Evidence Found For Molten Rock Two Thousand Miles Beneath Earth's Surface

"One of the most exciting puzzles in the earth is the nature of mantle convection, which is the driving force of earthquakes," says Jim Whitcomb, NSF program director for geophysics. "This study is an important step in characterizing the lower boundary of that convection in a newly discovered region above the core-mantle boundary."

Based on their analysis of seismic waves measured in Norway, scientists John Vidale of Univeristy of California, Los Angeles and Michael Hedline of University of California, San Diego have produced the most convincing data yet for the existence of molten rock deep within the earth's mantle.

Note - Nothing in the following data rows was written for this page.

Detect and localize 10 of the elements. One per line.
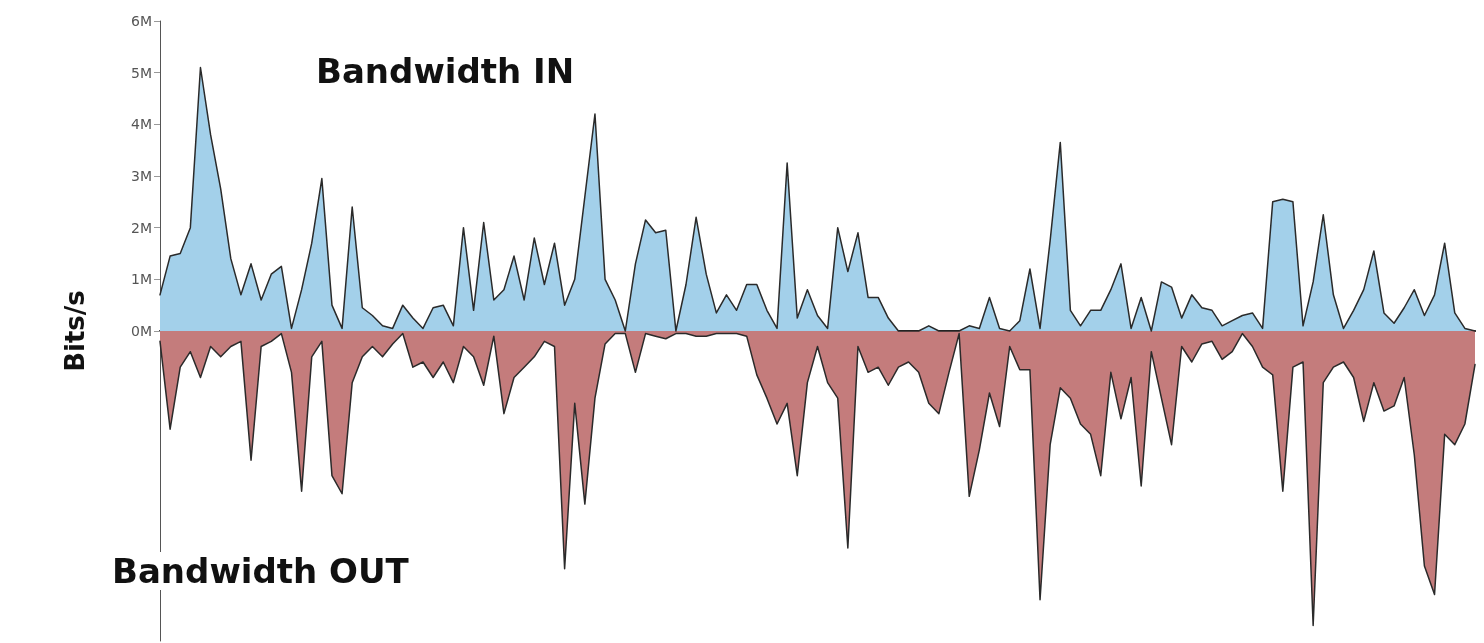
- y-tick-label: 3M: [131, 168, 152, 184]
- y-tick-label: 5M: [131, 64, 152, 81]
- y-tick-label: 4M: [131, 116, 152, 133]
- y-axis-title: Bits/s: [60, 290, 90, 372]
- y-tick-label: 6M: [131, 13, 152, 29]
- y-tick-label: 0M: [131, 323, 152, 339]
- y-tick-label: 1M: [131, 271, 152, 288]
- y-tick-label: 2M: [131, 219, 152, 236]
- series-label: Bandwidth IN: [316, 51, 575, 91]
- text: Bandwidth OUT: [112, 551, 410, 591]
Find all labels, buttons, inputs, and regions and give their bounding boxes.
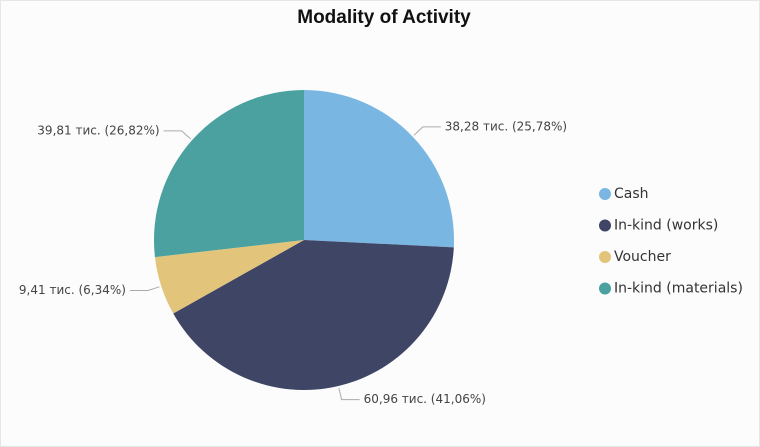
leader-line	[413, 126, 441, 136]
pie-slice	[304, 90, 455, 248]
leader-line	[338, 387, 360, 401]
leader-line	[129, 286, 160, 292]
pie-slice	[153, 90, 304, 258]
pie-slice	[173, 240, 454, 390]
legend-swatch	[599, 219, 611, 232]
legend-swatch	[599, 282, 611, 295]
legend-label: In-kind (works)	[614, 218, 718, 234]
legend-label: Voucher	[614, 249, 671, 265]
pie-slice	[154, 240, 304, 314]
data-label: 9,41 тис. (6,34%)	[19, 283, 126, 297]
data-label: 38,28 тис. (25,78%)	[445, 119, 567, 133]
leader-line	[163, 130, 191, 140]
legend-swatch	[599, 251, 611, 263]
data-label: 60,96 тис. (41,06%)	[364, 392, 486, 406]
chart-title: Modality of Activity	[297, 7, 471, 28]
data-label: 39,81 тис. (26,82%)	[37, 123, 159, 137]
legend-label: Cash	[614, 186, 649, 202]
legend-label: In-kind (materials)	[614, 281, 743, 297]
legend-swatch	[599, 188, 611, 200]
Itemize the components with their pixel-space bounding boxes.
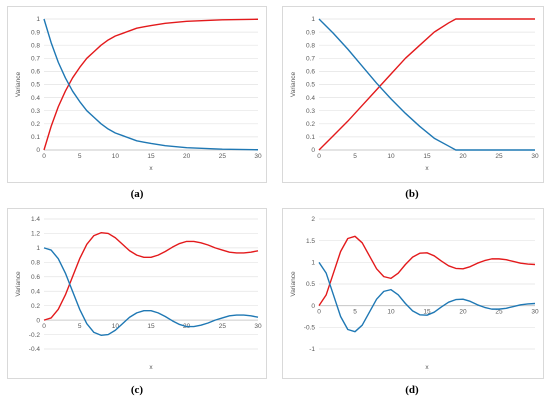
xtick-a-1: 5: [78, 153, 82, 160]
ytick-a-3: 0.3: [31, 108, 40, 115]
xtick-c-1: 5: [78, 323, 82, 330]
xtick-a-4: 20: [183, 153, 191, 160]
xtick-c-0: 0: [42, 323, 46, 330]
ytick-d-6: 2: [311, 216, 315, 223]
ytick-c-2: 0: [36, 317, 40, 324]
ytick-c-9: 1.4: [31, 216, 40, 223]
chart-c-svg: -0.4-0.200.20.40.60.811.21.40 5 10 15 20 25 30…: [15, 216, 262, 371]
ytick-a-0: 0: [36, 147, 40, 154]
ytick-a-7: 0.7: [31, 56, 40, 63]
xtick-b-6: 30: [531, 153, 539, 160]
ytick-c-6: 0.8: [31, 260, 40, 267]
ytick-a-10: 1: [36, 16, 40, 23]
ylabel-b: Variance: [290, 72, 297, 98]
ytick-b-2: 0.2: [306, 121, 315, 128]
series-line-c-0: [43, 232, 259, 321]
caption-a: (a): [130, 188, 144, 200]
caption-d: (d): [405, 384, 419, 396]
xtick-d-2: 10: [387, 309, 395, 316]
series-line-b-0: [318, 18, 535, 151]
xtick-b-1: 5: [353, 153, 357, 160]
ytick-b-9: 0.9: [306, 29, 315, 36]
xtick-d-5: 25: [495, 309, 503, 316]
ytick-b-0: 0: [311, 147, 315, 154]
xtick-a-6: 30: [254, 153, 262, 160]
ytick-a-6: 0.6: [31, 69, 40, 76]
series-line-a-0: [43, 18, 259, 151]
xtick-d-6: 30: [531, 309, 539, 316]
xtick-a-2: 10: [112, 153, 120, 160]
chart-a-svg: 00.10.20.30.40.50.60.70.80.910 5 10 15 20 25 3…: [15, 16, 262, 172]
chart-panel-d: -1 -0.5 0 0.5 1 1.5 2 0 5 10 15 20 25 30 x Variance: [282, 208, 544, 379]
ytick-b-7: 0.7: [306, 56, 315, 63]
xtick-d-0: 0: [317, 309, 321, 316]
xtick-a-5: 25: [219, 153, 227, 160]
ytick-b-10: 1: [311, 16, 315, 23]
ytick-a-1: 0.1: [31, 134, 40, 141]
ylabel-a: Variance: [15, 72, 22, 98]
ytick-a-4: 0.4: [31, 95, 40, 102]
ytick-b-5: 0.5: [306, 82, 315, 89]
xtick-a-0: 0: [42, 153, 46, 160]
ytick-d-2: 0: [311, 303, 315, 310]
series-line-d-0: [318, 235, 536, 307]
xtick-d-4: 20: [459, 309, 467, 316]
ytick-a-2: 0.2: [31, 121, 40, 128]
chart-panel-a: 0 0.1 0.2 0.3 0.4 0.5 0.6 0.7 0.8 0.9 1 0 5 10 15 20 25 3…: [7, 6, 267, 183]
ytick-b-4: 0.4: [306, 95, 315, 102]
ytick-b-6: 0.6: [306, 69, 315, 76]
ytick-b-3: 0.3: [306, 108, 315, 115]
series-line-a-1: [43, 18, 259, 151]
xtick-a-3: 15: [147, 153, 155, 160]
xtick-b-3: 15: [423, 153, 431, 160]
xtick-c-6: 30: [254, 323, 262, 330]
ytick-d-0: -1: [309, 346, 315, 353]
caption-b: (b): [405, 188, 419, 200]
xtick-b-5: 25: [495, 153, 503, 160]
ytick-c-3: 0.2: [31, 303, 40, 310]
ytick-c-4: 0.4: [31, 288, 40, 295]
xtick-d-3: 15: [423, 309, 431, 316]
ylabel-d: Variance: [290, 271, 297, 297]
ytick-d-4: 1: [311, 260, 315, 267]
ytick-d-1: -0.5: [304, 325, 316, 332]
xtick-d-1: 5: [353, 309, 357, 316]
ytick-a-9: 0.9: [31, 29, 40, 36]
xtick-c-5: 25: [219, 323, 227, 330]
chart-panel-c: -0.4 -0.2 0 0.2 0.4 0.6 0.8 1 1.2 1.4 0 5 10 15 20 25 30…: [7, 208, 267, 379]
xtick-c-3: 15: [147, 323, 155, 330]
xtick-b-2: 10: [387, 153, 395, 160]
ytick-c-0: -0.4: [29, 346, 41, 353]
ytick-d-3: 0.5: [306, 281, 315, 288]
ytick-c-1: -0.2: [29, 332, 41, 339]
xtick-c-2: 10: [112, 323, 120, 330]
chart-b-svg: 00.10.20.30.40.50.60.70.80.910 5 10 15 20 25 3…: [290, 16, 539, 172]
series-line-d-1: [318, 261, 536, 333]
chart-panel-b: 0 0.1 0.2 0.3 0.4 0.5 0.6 0.7 0.8 0.9 1 0 5 10 15 20 25 3…: [282, 6, 544, 183]
ytick-c-5: 0.6: [31, 274, 40, 281]
ytick-c-7: 1: [36, 245, 40, 252]
ytick-c-8: 1.2: [31, 231, 40, 238]
ytick-a-8: 0.8: [31, 42, 40, 49]
series-line-b-1: [318, 18, 535, 151]
xlabel-b: x: [425, 165, 429, 172]
xtick-b-4: 20: [459, 153, 467, 160]
caption-c: (c): [130, 384, 144, 396]
xlabel-d: x: [425, 364, 429, 371]
ytick-a-5: 0.5: [31, 82, 40, 89]
ytick-b-1: 0.1: [306, 134, 315, 141]
ytick-d-5: 1.5: [306, 238, 315, 245]
xlabel-a: x: [149, 165, 153, 172]
ytick-b-8: 0.8: [306, 42, 315, 49]
ylabel-c: Variance: [15, 271, 22, 297]
xlabel-c: x: [149, 364, 153, 371]
xtick-b-0: 0: [317, 153, 321, 160]
series-line-c-1: [43, 247, 259, 336]
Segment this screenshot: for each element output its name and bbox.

"Just as temperature varies tremendously at different parts of the earth's surface, there also seem to be large temperature differences 2,000 miles beneath the earth, above the core-mantle boundary," says Vidale, who studies the region between the earth's mantle -- a thick layer of rock -- and its outer core. "For example, areas with many volcanoes and earthquakes, like the western United States, have hotter rock underneath than regions with 'less exciting' geology, like the midwest or southeastern U.S. We may be seeing signs of a similar variety of activities deep within the earth."

Vidale and Hedlin analyzed seismic waves from 25 earthquakes of magnitude 6.0 or higher that have struck the southwest Pacific island of Tonga -- the locale with more major earthquakes than anywhere on earth. The measurements were generated by a network of 132 seismometers spread over 60 miles in Norway, instruments that were originally deployed in the 1960s to monitor the Soviet Union's nuclear weapons testing. Seismic vibrations from Tonga radiate through the earth, and reach seismometers in Norway in about 20 minutes.

The scientists' analysis reveals that seismic waves hit an obstacle that causes the waves to change direction, or scatter. By studying this scattering, they were able to draw conclusions about the boundary between earth's core and mantle. "The best and perhaps only explanation for the large amount of scattering in the seismic waves is that part of the rock in the mantle is melted," explains Vidale.

The new study detected a slurry of molten rock across a 300-by-600-mile region deep beneath Tonga.

Closer to home, volcanic plumes that erupt in Hawaii and thermal phenomena like the geysers in Yellowstone may originate in the core-mantle boundary, but that remains to be proven, says Vidale. A goal of his research is to learn whether material is transported from the core to the mantle, and vice versa.